Here is the description of his valour from his citation:

“His Majesty the King has been graciously pleased to award the Victoria Cross to the undermentioned officer of the Royal Air Force, for services displaying outstanding bravery:

2nd Lieutenant Alan Arnett McLeod, Royal Air Force.

While flying with his observer, Lieutenant A. W. Hammond, M.C., attacking hostile formations by bombs and machine gun fire, he was assailed at a height of 5,000 feet by eight enemy triplanes which dived at him from all directions, firing from their front guns. By skilful manoeuvring he enabled his observer to fire bursts at each machine in turn, shooting three of them down out of control. By this time Lieutenant McLeod had received five wounds, and while continuing the engagement a bullet penetrated his petrol tank and set the machine on fire.

He then climbed out on to the left bottom plane, controlling his machine from the side of the fuselage, and by side slipping steeply kept the flames to one side, thus enabling the observer to continue firing until the ground was reached.

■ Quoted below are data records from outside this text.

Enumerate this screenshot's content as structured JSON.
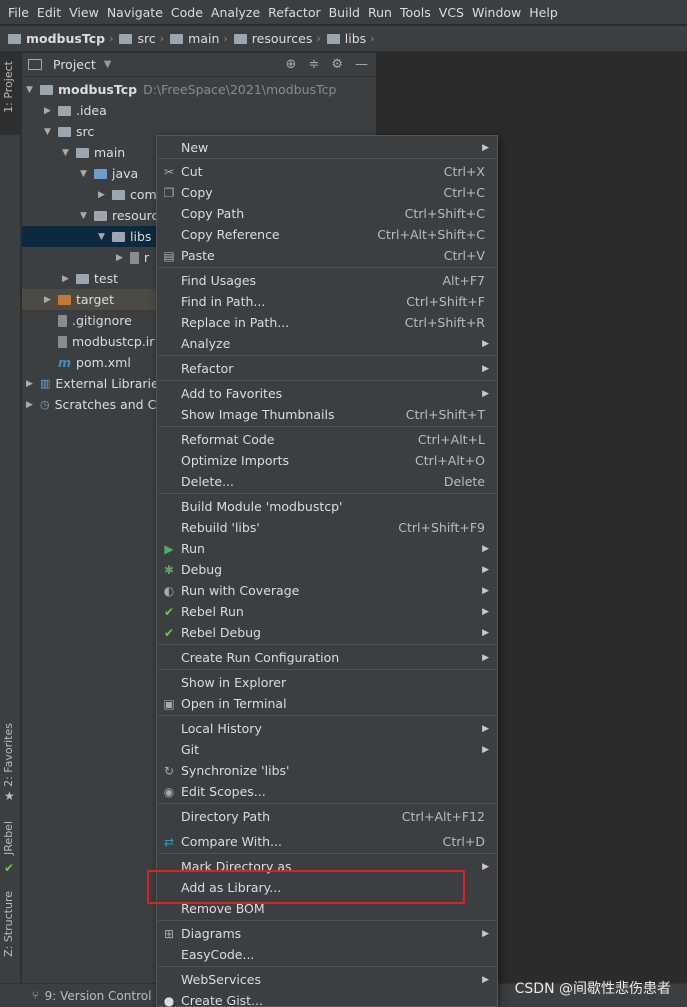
{
  "menubar": [
    "File",
    "Edit",
    "View",
    "Navigate",
    "Code",
    "Analyze",
    "Refactor",
    "Build",
    "Run",
    "Tools",
    "VCS",
    "Window",
    "Help"
  ],
  "breadcrumb": [
    "modbusTcp",
    "src",
    "main",
    "resources",
    "libs"
  ],
  "left_tabs": {
    "project": "1: Project",
    "favorites": "2: Favorites",
    "jrebel": "JRebel",
    "structure": "Z: Structure"
  },
  "panel": {
    "title": "Project"
  },
  "tree": [
    {
      "name": "modbusTcp",
      "path": "D:\\FreeSpace\\2021\\modbusTcp"
    },
    {
      "name": ".idea"
    },
    {
      "name": "src"
    },
    {
      "name": "main"
    },
    {
      "name": "java"
    },
    {
      "name": "com"
    },
    {
      "name": "resourc"
    },
    {
      "name": "libs"
    },
    {
      "name": "r"
    },
    {
      "name": "test"
    },
    {
      "name": "target"
    },
    {
      "name": ".gitignore"
    },
    {
      "name": "modbustcp.ir"
    },
    {
      "name": "pom.xml"
    },
    {
      "name": "External Librarie"
    },
    {
      "name": "Scratches and Co"
    }
  ],
  "bottom": {
    "version_control": "9: Version Control"
  },
  "watermark": "CSDN @间歇性悲伤患者",
  "menu": {
    "new": "New",
    "cut": "Cut",
    "cut_sc": "Ctrl+X",
    "copy": "Copy",
    "copy_sc": "Ctrl+C",
    "copy_path": "Copy Path",
    "copy_path_sc": "Ctrl+Shift+C",
    "copy_ref": "Copy Reference",
    "copy_ref_sc": "Ctrl+Alt+Shift+C",
    "paste": "Paste",
    "paste_sc": "Ctrl+V",
    "find_usages": "Find Usages",
    "find_usages_sc": "Alt+F7",
    "find_in_path": "Find in Path...",
    "find_in_path_sc": "Ctrl+Shift+F",
    "replace_in_path": "Replace in Path...",
    "replace_in_path_sc": "Ctrl+Shift+R",
    "analyze": "Analyze",
    "refactor": "Refactor",
    "add_favorites": "Add to Favorites",
    "show_thumbs": "Show Image Thumbnails",
    "show_thumbs_sc": "Ctrl+Shift+T",
    "reformat": "Reformat Code",
    "reformat_sc": "Ctrl+Alt+L",
    "optimize": "Optimize Imports",
    "optimize_sc": "Ctrl+Alt+O",
    "delete": "Delete...",
    "delete_sc": "Delete",
    "build_module": "Build Module 'modbustcp'",
    "rebuild": "Rebuild 'libs'",
    "rebuild_sc": "Ctrl+Shift+F9",
    "run": "Run",
    "debug": "Debug",
    "run_coverage": "Run with Coverage",
    "rebel_run": "Rebel Run",
    "rebel_debug": "Rebel Debug",
    "create_run": "Create Run Configuration",
    "show_explorer": "Show in Explorer",
    "open_terminal": "Open in Terminal",
    "local_history": "Local History",
    "git": "Git",
    "synchronize": "Synchronize 'libs'",
    "edit_scopes": "Edit Scopes...",
    "dir_path": "Directory Path",
    "dir_path_sc": "Ctrl+Alt+F12",
    "compare": "Compare With...",
    "compare_sc": "Ctrl+D",
    "mark_dir": "Mark Directory as",
    "add_library": "Add as Library...",
    "remove_bom": "Remove BOM",
    "diagrams": "Diagrams",
    "easycode": "EasyCode...",
    "webservices": "WebServices",
    "create_gist": "Create Gist..."
  },
  "colors": {
    "highlight_box": "#e02020",
    "selection": "#0d293e",
    "menu_bg": "#3c3f41"
  }
}
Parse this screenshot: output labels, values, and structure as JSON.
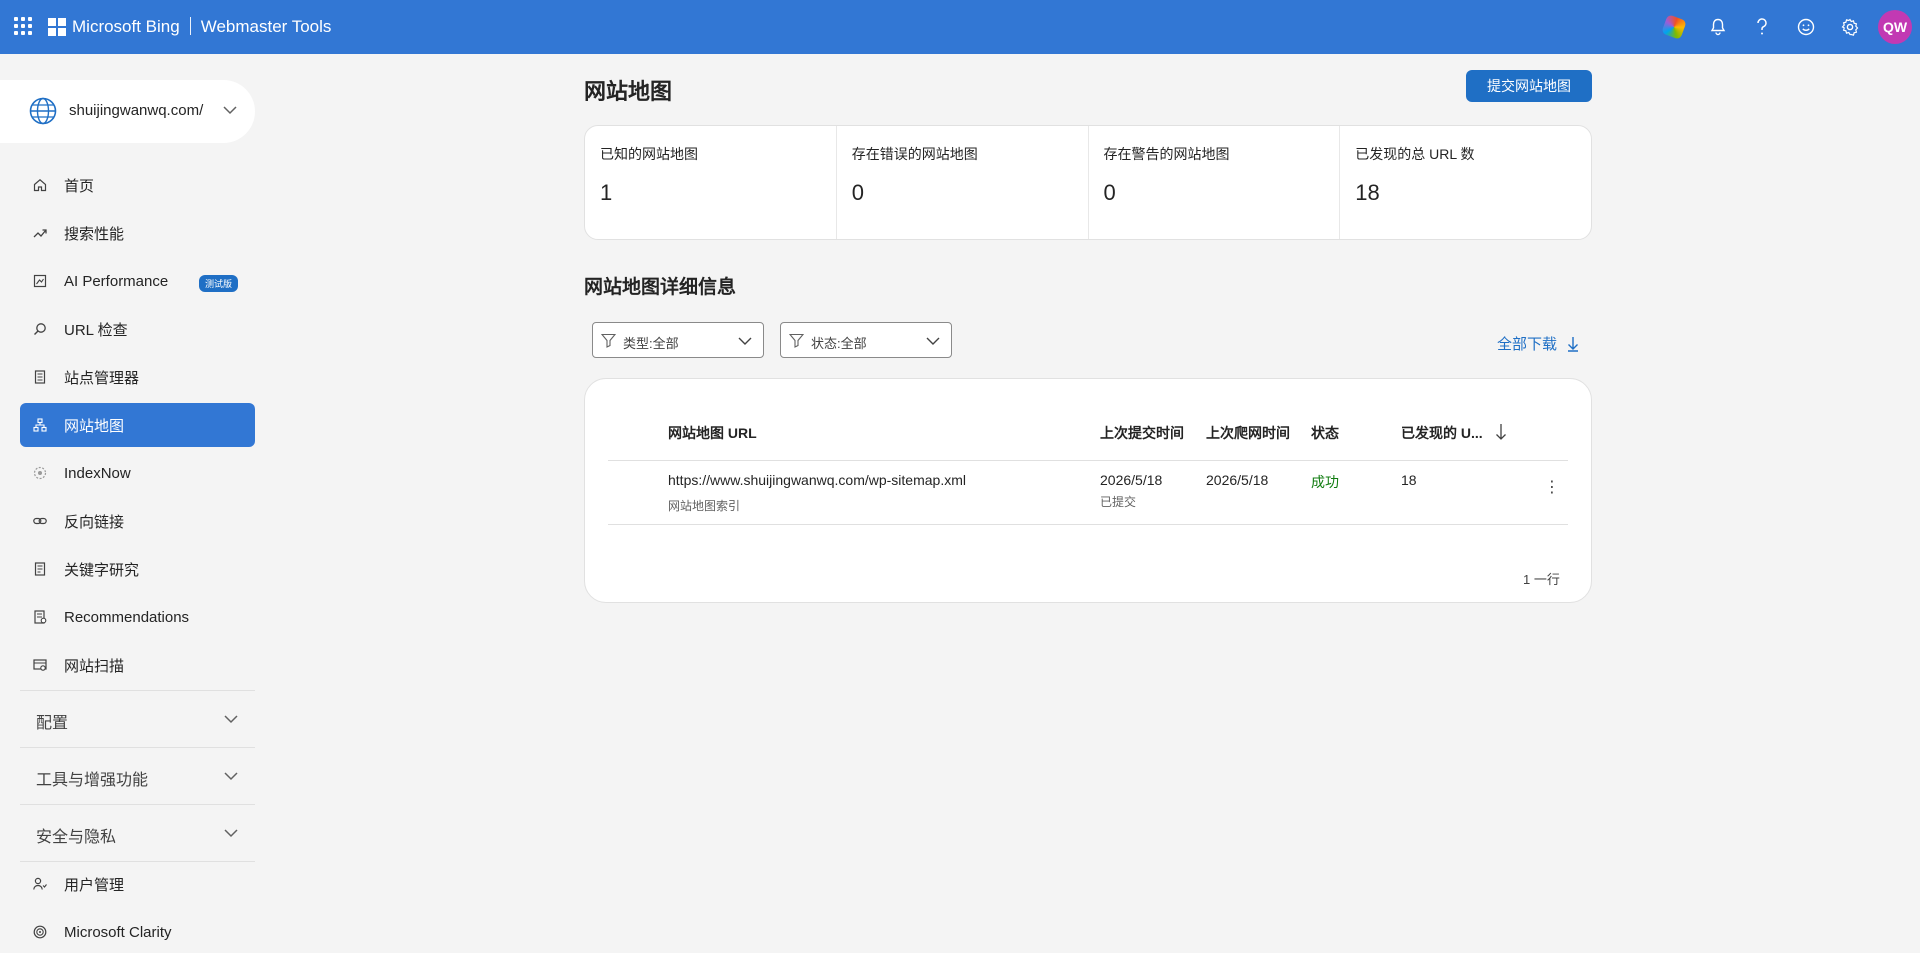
{
  "header": {
    "brand": "Microsoft Bing",
    "product": "Webmaster Tools",
    "avatar_initials": "QW",
    "icons": [
      "copilot-icon",
      "bell-icon",
      "help-icon",
      "feedback-icon",
      "settings-icon"
    ],
    "colors": {
      "bar": "#3277d4",
      "avatar": "#c239b3"
    }
  },
  "sidebar": {
    "site": "shuijingwanwq.com/",
    "items": [
      {
        "label": "首页",
        "icon": "home-icon"
      },
      {
        "label": "搜索性能",
        "icon": "trend-icon"
      },
      {
        "label": "AI Performance",
        "icon": "ai-chart-icon",
        "badge": "测试版"
      },
      {
        "label": "URL 检查",
        "icon": "search-icon"
      },
      {
        "label": "站点管理器",
        "icon": "document-icon"
      },
      {
        "label": "网站地图",
        "icon": "sitemap-icon",
        "active": true
      },
      {
        "label": "IndexNow",
        "icon": "indexnow-icon"
      },
      {
        "label": "反向链接",
        "icon": "link-icon"
      },
      {
        "label": "关键字研究",
        "icon": "keyword-icon"
      },
      {
        "label": "Recommendations",
        "icon": "recommendations-icon"
      },
      {
        "label": "网站扫描",
        "icon": "scan-icon"
      }
    ],
    "groups": [
      "配置",
      "工具与增强功能",
      "安全与隐私"
    ],
    "bottom_items": [
      {
        "label": "用户管理",
        "icon": "users-icon"
      },
      {
        "label": "Microsoft Clarity",
        "icon": "clarity-icon"
      }
    ]
  },
  "main": {
    "title": "网站地图",
    "submit_label": "提交网站地图",
    "stats": [
      {
        "label": "已知的网站地图",
        "value": "1"
      },
      {
        "label": "存在错误的网站地图",
        "value": "0"
      },
      {
        "label": "存在警告的网站地图",
        "value": "0"
      },
      {
        "label": "已发现的总 URL 数",
        "value": "18"
      }
    ],
    "section_title": "网站地图详细信息",
    "filters": {
      "type": "类型:全部",
      "status": "状态:全部"
    },
    "download_label": "全部下载",
    "table": {
      "columns": [
        "网站地图 URL",
        "上次提交时间",
        "上次爬网时间",
        "状态",
        "已发现的 U..."
      ],
      "rows": [
        {
          "url": "https://www.shuijingwanwq.com/wp-sitemap.xml",
          "url_sub": "网站地图索引",
          "submitted": "2026/5/18",
          "submitted_sub": "已提交",
          "crawled": "2026/5/18",
          "status": "成功",
          "discovered": "18"
        }
      ],
      "row_count": "1 一行"
    }
  }
}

The observer had been wounded six times when the machine crashed in “No Man’s Land” and 2nd Lieutenant McLeod, notwithstanding his own wounds, dragged him away from the burning wreckage at great personal risk from heavy machine-gun fire from the enemy’s lines. This very gallant pilot was again wounded by a bomb whilst engaged in this act of rescue, but he persevered until he had placed Lieutenant Hammond in comparative safety, before falling himself from exhaustion and loss of blood.”